Überträgt man diesen Umstand aus dem Felde der Musik auf das der Politik, wird sogleich erkennbar, was im griechischen Verständnis Frieden ist: eine spannungsgeladene, die Individualität und Besonderheit der interagierenden Personen anerkennende Beziehung, die den einzelnen Beteiligten den Spielraum zubilligt, den sie für die Entfaltung ihres Lebens brauchen; und die im gleichen Augenblick gewährleistet, dass dies nicht auf Kosten der anderen geschieht. Wo es Menschen gelingt, sich allen Spannungen zum Trotz in einer Partnerschaft, in einer Gruppe, in einem Gemeinwesen stimmig zu organisieren, da waltet Frieden zwischen ihnen – und zwar ein Frieden, der höher ist als alle rechtlich, moralisch oder auch gewaltsam gegründeten Formen menschlichen Miteinanders.

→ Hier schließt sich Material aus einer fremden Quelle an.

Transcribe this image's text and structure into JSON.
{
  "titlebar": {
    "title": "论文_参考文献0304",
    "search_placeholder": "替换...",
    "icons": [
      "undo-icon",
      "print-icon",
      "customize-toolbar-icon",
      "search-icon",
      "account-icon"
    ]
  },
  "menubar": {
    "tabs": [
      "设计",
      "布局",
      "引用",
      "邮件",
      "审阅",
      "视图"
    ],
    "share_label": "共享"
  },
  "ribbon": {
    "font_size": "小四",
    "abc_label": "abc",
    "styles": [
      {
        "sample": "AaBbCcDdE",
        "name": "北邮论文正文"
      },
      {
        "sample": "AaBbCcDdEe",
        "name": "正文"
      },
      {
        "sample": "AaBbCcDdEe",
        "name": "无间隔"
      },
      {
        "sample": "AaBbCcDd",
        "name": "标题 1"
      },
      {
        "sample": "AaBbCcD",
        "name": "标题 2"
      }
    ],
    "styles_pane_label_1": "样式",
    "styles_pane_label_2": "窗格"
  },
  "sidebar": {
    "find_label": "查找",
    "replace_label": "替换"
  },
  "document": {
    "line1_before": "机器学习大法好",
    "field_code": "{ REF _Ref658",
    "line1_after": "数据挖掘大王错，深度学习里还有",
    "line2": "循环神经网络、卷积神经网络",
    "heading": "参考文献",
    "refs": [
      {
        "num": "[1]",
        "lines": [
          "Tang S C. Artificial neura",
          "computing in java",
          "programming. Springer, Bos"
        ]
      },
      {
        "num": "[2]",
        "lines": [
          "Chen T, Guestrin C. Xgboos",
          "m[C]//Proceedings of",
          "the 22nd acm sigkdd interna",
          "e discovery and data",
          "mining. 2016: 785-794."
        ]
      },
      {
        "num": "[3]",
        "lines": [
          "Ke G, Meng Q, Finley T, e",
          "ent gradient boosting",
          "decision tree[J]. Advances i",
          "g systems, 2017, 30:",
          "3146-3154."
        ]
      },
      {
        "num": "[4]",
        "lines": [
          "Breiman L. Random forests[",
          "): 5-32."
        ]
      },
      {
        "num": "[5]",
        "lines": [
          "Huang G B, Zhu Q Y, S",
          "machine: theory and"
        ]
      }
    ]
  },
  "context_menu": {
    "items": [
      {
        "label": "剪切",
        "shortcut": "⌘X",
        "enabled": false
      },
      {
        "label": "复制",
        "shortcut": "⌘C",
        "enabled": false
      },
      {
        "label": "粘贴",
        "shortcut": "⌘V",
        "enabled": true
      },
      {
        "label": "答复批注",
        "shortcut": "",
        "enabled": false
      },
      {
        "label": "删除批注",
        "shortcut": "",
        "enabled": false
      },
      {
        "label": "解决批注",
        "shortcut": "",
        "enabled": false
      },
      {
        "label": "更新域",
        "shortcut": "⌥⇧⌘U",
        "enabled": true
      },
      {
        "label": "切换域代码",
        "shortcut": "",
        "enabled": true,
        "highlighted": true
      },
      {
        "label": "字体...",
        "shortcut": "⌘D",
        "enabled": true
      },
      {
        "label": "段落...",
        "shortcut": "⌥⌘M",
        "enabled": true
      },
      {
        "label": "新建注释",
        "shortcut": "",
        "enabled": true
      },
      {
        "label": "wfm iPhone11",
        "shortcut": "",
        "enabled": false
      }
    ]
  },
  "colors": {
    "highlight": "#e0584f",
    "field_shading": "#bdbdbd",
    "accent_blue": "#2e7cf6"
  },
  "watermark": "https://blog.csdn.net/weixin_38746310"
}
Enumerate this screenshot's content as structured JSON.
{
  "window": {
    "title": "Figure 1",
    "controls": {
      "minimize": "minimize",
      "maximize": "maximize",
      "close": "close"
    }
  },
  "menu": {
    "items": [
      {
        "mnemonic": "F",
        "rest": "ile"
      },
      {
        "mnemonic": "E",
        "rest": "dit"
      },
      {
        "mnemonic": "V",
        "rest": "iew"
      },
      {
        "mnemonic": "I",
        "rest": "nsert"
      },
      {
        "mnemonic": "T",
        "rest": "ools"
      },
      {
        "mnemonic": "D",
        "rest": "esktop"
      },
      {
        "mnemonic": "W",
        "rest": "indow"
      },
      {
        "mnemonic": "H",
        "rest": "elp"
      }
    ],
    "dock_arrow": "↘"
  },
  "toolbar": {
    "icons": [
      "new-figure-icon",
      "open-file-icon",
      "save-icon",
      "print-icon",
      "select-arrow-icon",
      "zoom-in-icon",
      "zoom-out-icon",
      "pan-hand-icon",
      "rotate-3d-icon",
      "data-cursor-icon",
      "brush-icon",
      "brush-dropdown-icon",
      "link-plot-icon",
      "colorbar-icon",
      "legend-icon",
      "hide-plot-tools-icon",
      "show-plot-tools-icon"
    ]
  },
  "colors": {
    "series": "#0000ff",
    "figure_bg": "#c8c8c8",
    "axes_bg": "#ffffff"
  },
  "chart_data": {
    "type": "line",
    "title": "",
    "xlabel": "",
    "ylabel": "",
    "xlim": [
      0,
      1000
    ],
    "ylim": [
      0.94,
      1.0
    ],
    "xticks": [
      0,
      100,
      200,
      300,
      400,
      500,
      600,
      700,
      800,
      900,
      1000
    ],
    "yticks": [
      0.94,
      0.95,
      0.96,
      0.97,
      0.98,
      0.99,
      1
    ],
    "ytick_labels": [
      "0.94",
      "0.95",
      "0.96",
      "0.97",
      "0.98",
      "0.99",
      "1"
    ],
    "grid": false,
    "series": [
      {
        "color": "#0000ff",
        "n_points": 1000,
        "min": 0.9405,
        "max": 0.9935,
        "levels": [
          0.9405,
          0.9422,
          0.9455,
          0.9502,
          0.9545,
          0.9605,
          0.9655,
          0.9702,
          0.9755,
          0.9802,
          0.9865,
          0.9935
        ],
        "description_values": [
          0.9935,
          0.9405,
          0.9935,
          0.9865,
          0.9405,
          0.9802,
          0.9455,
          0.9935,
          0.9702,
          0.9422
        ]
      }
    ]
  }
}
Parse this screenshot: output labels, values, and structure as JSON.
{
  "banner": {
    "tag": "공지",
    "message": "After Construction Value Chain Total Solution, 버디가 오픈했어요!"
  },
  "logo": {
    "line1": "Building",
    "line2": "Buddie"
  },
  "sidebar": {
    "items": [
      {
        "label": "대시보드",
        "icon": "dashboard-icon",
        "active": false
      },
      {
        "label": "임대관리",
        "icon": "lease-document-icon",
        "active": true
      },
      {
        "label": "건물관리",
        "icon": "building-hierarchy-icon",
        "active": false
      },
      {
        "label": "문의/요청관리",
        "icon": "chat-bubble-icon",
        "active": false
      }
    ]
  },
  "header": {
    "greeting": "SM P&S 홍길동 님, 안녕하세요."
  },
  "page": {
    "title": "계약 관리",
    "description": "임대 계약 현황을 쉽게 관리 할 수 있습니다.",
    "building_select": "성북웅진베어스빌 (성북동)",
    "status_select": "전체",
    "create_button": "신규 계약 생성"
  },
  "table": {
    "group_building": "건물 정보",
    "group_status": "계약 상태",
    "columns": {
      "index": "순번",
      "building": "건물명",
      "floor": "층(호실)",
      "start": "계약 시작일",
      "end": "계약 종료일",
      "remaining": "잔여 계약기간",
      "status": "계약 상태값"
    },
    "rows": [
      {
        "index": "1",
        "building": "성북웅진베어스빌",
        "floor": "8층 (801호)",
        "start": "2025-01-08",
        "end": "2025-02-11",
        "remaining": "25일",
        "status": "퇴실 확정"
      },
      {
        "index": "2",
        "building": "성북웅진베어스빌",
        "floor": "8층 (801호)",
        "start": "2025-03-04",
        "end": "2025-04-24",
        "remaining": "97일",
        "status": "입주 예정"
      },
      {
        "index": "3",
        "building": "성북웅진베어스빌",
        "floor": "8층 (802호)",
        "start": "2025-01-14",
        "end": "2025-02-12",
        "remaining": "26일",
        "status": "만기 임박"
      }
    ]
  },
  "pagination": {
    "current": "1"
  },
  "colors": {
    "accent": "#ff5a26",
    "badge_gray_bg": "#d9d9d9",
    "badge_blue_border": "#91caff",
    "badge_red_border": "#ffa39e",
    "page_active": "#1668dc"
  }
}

Frieden, um es auf den Punkt zu bringen, ist nicht da, wo Interaktion, Dynamik und Spannung zwischen Menschen erloschen ist, sondern wo sie sich trotz aller Gegensätzlichkeiten, Andersheiten, Fremdheiten und Eigenheiten wechselseitig anerkennen und stimmig miteinander umgehen. So zumindest dachten Platon und die alten Griechen dasjenige, was ihre Sprache als eirene kannte. So aber denkt nicht auch zwangsläufig, wer in heutiger Zeit das Wort Frieden im Munde führt. Denn dieses Wort legt – wie bereits erwähnt – gänzlich andere Assoziationen nahe: Befriedigung, Zufriedenheit, Einfriedung oder Friedhofsruhe.
Das hat damit zu tun, dass es im Mittelhochdeutsch ein Verbum frieden gab, dessen Bedeutung sich am besten mit „zur Ruhe bringen“ wiedergeben lässt: Auf dem Friedhof findet man vom Leben seine letzte Ruhestätte; wer ein Stück Land einfriedet, ringt es der Wildnis ab; wer zufrieden ist, wird nicht mehr von unerfüllten Wünschen und Bedürfnissen beunruhigt; wer befriedigt ist, in dessen Herz erlischt die Unrast. Frieden meint in allen diesen Formulierungen stets so etwas wie ein Beruhigt-Sein: einen Zustand der Entspannung – der so gar nicht dem entspricht, was von den alten Griechen als Harmonie beschrieben wurde.
Hier wird erkennbar, dass man nicht schlecht beraten ist, diese zwei einander widersprechenden Verständnisse des Wortes Frieden klar voneinander zu trennen und sie in einem zweiten Schritt gegeneinander abzuwägen: Frieden im Sinne von Harmonie erscheint dabei als die anspruchsvollere und schwierige Lebensform, setzt sie doch voraus, die Andersheit und Fremdartigkeit derer, mit denen man Frieden hält, wahrzunehmen und anzuerkennen. Frieden im Sinne der Befriedung begnügt sich hingegen damit, Andersheiten zu ignorieren, Befremdlichkeiten auszublenden und den anderen irgendwie einfach machen zu lassen.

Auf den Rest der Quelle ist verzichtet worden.